5 preguntas fundamentales que responder antes de iniciar cualquier proyecto



Invierta algo de tiempo en responder a estas preguntas antes de iniciar un proyecto, y tendrá muchas más posibilidades de hacer las cosas bien a tiempo y dentro del presupuesto. Aunque las preguntas, inspiradas en el exitoso libro de FranklinCovey Project Management for the Unofficial Project Manager, son aproximadamente secuenciales, es posible que tenga que considerar más de una a la vez. O puede que la respuesta a una de ellas le obligue a revisar otras.


1. ¿Cuál es el objetivo principal? ¿Y el proyecto que tenemos en mente cumplirá ese objetivo?


Esta pregunta puede ahorrarle: la ejecución de un proyecto que sólo cumple parcialmente su objetivo o que se hace de forma incorrecta; que la gente no esté de acuerdo con lo que está tratando de lograr.

Es posible que se lance a un proyecto con mucha urgencia -y sin mucha previsión- porque siente la presión del tiempo, su equipo está entusiasmado, es algo que ha hecho antes o su jefe le dice que lo haga.

Desacelere. Si no tiene un objetivo claramente definido, puede acabar haciendo un proyecto que sólo cumpla más o menos su objetivo, o haciendo el proyecto equivocado. Por ejemplo, digamos que su jefe quiere una presencia de marketing en una conferencia del sector y le pide que cree 1.000 folletos.

Antes de lanzarse a iniciar el proyecto, hágase preguntas como:

  • “¿Cuál es nuestro principal objetivo para la conferencia?” “¿Cómo sabremos si hemos tenido éxito?”

  • “¿Cómo nos ayudará este proyecto a cumplir nuestros objetivos generales de marketing?”

  • “¿Qué problema intentamos resolver con este proyecto?”

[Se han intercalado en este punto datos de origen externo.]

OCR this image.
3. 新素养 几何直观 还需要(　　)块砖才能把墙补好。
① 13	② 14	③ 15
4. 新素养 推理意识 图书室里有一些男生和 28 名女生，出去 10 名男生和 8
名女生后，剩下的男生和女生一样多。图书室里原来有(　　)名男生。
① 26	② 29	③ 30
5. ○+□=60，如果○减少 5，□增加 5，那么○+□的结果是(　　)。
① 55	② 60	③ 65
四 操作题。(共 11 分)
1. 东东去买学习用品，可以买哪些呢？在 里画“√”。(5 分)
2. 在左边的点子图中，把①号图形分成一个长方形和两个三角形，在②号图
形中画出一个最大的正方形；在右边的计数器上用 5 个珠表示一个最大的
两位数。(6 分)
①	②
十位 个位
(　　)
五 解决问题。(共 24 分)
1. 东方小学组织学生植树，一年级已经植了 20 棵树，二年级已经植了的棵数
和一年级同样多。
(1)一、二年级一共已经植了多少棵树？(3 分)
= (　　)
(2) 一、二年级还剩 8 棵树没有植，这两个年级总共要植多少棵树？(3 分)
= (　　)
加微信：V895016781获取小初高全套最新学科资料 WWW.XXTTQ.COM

Al discutir las respuestas, es posible que aprenda información vital que le ayude a diseñar mejores folletos. O puede que se entere de que el principal objetivo de su jefe es mejorar el reconocimiento de la marca y decida que la mejor manera de conseguirlo es con un stand llamativo y no con una pila de folletos.

2. ¿Quién debe participar, o al menos estar informado de nuestros progresos?

Esta pregunta puede evitarle: perjudicar a otros equipos por no haber consultado con ellos; sorpresas tardías por la necesidad de que los altos cargos revisen y aprueben el proyecto; tener un proyecto sin “patrocinadores” y, por lo tanto, sin impulso; sufrir retrasos porque la gente no está disponible para realizar tareas críticas.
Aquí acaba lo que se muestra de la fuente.